Hello everyone,
I’ve noticed that when ranking companies within the same industry, if there’s only one constituent (i.e., NoConst = 1), the ranking score returns as 0. This is happening right now with ticker SCIA, its Gross Profit-to-Assets metric against the industry ends up with the lowest possible score.
My current workaround is to insert a conditional node (NoConst > 1) and only perform the industry ranking when that’s true (and a sector ranking otherwise).

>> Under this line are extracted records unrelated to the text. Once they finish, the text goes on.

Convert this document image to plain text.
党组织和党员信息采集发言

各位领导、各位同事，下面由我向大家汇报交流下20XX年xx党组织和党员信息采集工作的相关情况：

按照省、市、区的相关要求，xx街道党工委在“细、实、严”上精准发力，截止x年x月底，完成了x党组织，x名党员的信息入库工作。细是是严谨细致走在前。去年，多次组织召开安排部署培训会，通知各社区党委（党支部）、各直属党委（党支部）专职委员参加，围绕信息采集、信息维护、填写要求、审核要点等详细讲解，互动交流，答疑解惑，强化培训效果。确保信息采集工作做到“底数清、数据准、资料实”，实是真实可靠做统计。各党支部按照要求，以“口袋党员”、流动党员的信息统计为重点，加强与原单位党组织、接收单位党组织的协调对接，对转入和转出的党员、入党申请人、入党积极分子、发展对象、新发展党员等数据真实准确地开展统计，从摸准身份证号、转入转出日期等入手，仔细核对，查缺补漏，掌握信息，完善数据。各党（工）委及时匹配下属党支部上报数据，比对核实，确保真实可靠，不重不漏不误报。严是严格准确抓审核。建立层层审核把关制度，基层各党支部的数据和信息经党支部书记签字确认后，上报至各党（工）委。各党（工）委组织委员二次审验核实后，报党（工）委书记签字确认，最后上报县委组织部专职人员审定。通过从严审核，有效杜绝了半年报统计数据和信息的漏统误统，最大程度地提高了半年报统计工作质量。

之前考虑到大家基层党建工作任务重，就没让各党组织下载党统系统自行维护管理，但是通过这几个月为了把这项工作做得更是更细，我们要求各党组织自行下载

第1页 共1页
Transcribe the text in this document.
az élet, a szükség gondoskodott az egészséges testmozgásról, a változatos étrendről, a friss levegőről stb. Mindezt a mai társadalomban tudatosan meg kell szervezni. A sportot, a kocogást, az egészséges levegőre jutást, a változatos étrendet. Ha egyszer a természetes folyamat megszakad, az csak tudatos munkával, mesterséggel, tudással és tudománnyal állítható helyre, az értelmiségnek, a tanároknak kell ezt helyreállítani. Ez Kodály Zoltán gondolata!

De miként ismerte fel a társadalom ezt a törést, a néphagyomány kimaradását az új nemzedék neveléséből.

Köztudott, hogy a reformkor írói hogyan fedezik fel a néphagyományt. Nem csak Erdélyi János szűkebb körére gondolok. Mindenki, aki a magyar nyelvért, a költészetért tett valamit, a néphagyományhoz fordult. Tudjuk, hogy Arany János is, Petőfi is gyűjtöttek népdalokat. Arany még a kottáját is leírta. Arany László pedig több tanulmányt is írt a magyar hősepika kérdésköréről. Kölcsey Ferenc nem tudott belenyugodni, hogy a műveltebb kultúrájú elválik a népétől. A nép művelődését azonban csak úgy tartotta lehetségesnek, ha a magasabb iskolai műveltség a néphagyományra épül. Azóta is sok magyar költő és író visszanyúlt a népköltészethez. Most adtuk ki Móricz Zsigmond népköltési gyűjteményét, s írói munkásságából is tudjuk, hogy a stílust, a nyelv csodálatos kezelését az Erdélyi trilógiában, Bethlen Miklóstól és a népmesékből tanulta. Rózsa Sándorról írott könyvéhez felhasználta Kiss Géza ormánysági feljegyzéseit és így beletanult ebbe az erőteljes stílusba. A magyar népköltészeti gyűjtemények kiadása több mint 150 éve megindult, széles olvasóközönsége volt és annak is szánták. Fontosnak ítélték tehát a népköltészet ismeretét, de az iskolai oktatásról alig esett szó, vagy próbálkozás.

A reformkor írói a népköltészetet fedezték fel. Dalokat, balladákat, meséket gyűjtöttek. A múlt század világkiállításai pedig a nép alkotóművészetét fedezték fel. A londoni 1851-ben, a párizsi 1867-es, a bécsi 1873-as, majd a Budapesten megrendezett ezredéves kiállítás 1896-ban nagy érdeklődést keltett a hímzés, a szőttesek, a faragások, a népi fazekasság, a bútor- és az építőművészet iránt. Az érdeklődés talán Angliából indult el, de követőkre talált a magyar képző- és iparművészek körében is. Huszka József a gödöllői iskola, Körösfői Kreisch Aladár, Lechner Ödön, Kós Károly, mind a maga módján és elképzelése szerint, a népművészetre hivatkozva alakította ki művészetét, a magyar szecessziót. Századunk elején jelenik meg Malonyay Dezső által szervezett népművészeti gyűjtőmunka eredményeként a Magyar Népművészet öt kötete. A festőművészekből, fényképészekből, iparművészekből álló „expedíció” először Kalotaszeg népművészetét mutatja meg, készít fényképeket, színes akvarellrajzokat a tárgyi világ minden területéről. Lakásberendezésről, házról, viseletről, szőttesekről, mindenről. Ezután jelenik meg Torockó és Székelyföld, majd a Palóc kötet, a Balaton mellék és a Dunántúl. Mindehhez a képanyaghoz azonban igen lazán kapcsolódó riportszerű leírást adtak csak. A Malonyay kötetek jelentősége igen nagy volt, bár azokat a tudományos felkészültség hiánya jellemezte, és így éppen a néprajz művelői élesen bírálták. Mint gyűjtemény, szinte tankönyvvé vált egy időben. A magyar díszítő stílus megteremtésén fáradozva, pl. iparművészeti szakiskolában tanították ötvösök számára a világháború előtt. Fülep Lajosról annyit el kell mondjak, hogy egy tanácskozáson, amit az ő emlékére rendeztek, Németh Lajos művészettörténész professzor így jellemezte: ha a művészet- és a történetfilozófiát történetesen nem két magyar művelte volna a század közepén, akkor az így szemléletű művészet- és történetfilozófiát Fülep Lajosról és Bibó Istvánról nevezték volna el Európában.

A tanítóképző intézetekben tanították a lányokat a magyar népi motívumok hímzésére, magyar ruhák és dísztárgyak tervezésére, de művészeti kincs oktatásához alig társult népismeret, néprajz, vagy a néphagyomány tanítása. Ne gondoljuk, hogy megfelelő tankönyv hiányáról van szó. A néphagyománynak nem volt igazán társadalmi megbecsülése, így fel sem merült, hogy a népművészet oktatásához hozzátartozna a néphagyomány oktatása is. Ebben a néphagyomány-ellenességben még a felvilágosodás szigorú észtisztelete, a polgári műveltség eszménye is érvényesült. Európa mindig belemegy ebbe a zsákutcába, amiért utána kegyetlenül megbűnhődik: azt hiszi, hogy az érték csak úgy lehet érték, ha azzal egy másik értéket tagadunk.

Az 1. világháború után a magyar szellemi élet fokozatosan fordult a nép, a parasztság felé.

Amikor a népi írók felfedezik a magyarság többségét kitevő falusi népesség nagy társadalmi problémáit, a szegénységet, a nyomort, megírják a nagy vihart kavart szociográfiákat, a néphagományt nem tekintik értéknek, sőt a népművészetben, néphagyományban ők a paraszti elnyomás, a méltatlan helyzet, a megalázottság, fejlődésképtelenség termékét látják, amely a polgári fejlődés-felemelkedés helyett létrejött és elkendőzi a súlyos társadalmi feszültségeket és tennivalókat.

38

I’m not sure if this is by design, but in my opinion it would be more intuitive to have the score display as “N/A” whenever there’s only one company in the group.
Thanks for any insight.
Best,
Victor
Thanks for pointing out this problem. I think your conditional node workaround is a good one. But this is a problem with industry ranking in general. Let's say you have fifty different industries in your universe. How will the best stocks in each industry be ranked among themselves? Those fifty stocks will be ranked in order from the industry with the most constituents to the industry with the least.
I might suggest a somewhat different approach to industry ranks. Let's say you're using Gross Profit to Assets. Your node could be GrossProfit%AssetsA - FMedian("GrossProfit%AssetsA",#industry)
, higher better, ranked against the universe. This is quite different than ranking on industry because it's not normalized and extreme values are going to take the highest positions. Which will work better? I don't know. But SCIA will be right in the middle.
Another workaround is to use FRank("GrossProfit%AssetsA",#industry)
instead of an industry node. That will make the fifty winners all have equal ranks, including SCIA, which will rank close to the top.
The reason is that node ranks go from 0 to close to 100 while FRank goes from 100 to close to 0.